Updated over 2 weeks ago

Sales automations help move opportunities forward without manual work. They are useful for saving time, keeping data consistent, and ensuring deals are not missed. You use them once your sales phases are defined and your process is taking shape. By completing this step, you will know which automations to activate and which ones to plan for later.


Why Automations Matter

Once your sales phases are defined, automations help your team move deals forward automatically.

They help you:

  • Save time on repetitive tasks

  • Keep data consistent

  • Prevent deals from being forgotten

  • Support your sales process in the background

It is best to start small. You can always expand your automations later.


What Can Trigger an Automation?

Automations can start from different events in your sales process.

Common triggers include:

  • An opportunity moving to another phase

  • A new opportunity being created

  • An opportunity being won or lost

  • A field being updated

  • Ownership changing

  • Time-based triggers (e.g. deal stays too long in a phase)

This allows automations to support your process in several ways, not only when a phase changes.

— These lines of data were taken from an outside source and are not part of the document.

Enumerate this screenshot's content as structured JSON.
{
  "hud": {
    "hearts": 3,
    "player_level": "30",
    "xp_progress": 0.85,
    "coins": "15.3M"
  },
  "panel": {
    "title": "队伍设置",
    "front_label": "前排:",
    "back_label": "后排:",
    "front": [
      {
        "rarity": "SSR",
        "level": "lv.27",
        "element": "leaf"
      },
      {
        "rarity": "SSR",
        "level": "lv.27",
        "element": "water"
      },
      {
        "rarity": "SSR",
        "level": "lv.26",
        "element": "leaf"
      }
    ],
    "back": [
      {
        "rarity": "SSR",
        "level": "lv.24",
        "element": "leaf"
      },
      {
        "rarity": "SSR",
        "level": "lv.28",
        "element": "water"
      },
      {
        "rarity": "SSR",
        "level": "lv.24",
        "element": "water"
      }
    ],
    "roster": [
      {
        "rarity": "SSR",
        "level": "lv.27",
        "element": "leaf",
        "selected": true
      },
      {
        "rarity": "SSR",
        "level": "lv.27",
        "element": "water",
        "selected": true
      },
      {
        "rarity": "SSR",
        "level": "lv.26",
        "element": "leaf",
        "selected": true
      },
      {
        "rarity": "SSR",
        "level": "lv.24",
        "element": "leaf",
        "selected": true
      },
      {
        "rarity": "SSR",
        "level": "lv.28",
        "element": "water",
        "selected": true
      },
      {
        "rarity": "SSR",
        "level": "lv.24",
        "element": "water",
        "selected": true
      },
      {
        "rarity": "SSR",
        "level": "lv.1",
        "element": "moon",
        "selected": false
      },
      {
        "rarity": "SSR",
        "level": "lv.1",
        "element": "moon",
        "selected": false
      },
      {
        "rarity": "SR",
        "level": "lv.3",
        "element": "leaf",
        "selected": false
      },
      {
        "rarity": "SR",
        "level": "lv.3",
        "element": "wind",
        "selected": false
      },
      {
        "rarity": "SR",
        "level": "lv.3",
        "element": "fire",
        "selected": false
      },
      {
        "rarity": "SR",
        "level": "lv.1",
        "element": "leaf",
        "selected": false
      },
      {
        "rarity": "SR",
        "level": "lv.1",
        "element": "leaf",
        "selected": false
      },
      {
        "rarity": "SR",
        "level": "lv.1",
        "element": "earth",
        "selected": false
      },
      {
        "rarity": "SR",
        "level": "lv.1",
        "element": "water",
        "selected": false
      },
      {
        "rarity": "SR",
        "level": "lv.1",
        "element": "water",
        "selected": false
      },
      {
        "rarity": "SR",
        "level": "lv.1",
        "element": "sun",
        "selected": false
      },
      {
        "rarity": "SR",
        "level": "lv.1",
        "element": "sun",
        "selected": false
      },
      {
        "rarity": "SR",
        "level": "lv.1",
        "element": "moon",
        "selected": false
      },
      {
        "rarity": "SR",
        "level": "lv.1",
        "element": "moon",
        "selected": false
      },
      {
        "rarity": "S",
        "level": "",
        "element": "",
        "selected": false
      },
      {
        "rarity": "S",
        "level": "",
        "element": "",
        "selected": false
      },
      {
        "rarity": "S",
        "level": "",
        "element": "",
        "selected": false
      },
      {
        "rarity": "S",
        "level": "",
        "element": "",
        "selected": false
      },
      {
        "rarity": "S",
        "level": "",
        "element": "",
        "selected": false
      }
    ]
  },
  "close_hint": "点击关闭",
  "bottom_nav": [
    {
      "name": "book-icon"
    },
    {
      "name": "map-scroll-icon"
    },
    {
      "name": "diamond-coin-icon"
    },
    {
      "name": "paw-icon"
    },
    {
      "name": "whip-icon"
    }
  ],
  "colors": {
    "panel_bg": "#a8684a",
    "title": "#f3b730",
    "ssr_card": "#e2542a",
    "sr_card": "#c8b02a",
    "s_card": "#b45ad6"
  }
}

Standard Automations Available

There are ready-to-use automations available. Some are fixed and cannot be deactivated.

Typical examples include:

  • Setting the close date automatically when a deal is won

  • Sending internal notifications when a deal changes phase

  • Creating follow-up tasks for the deal owner

  • Updating the probability when a phase changes

You may also find a standard automation that sends an email to the contact when a quotation expires the next day. You can decide whether to use this.


Where To Review Available Automations

  1. Go to Configuration.

  2. Select Base Data.

  3. Open Automations.

4. Review the list of automations that are not activated.

5. Activate any automation you want to use.


Creating Your Own Automations

You can also define automations based on your own workflow.

Common examples include:

  • Creating a task when a deal enters Proposal

  • Notifying Finance when a deal is won

  • Assigning opportunities automatically

  • Sending reminders when deals stay too long in one phase

  • Notifying a sales representative when a key field changes

Start with automations that save time, reduce manual work, and improve consistency. Avoid adding too many at the beginning.


Document Your Automation Ideas

If you already have ideas, write them in a simple format: Trigger → Action.

Examples:

  • When an opportunity moves to Proposal → create a follow-up task

  • When a deal is marked Won → notify Finance

  • When a deal stays 14 days in a phase → send a reminder

You will review these ideas together with your Customer Enablement Manager and decide which automations to configure first.


Quick Summary

You have reviewed the automations available in Tribe and identified which ones add value to your process. You have also documented ideas for new automations based on your workflow. This means your pipeline is now prepared to be supported by automation in a structured way.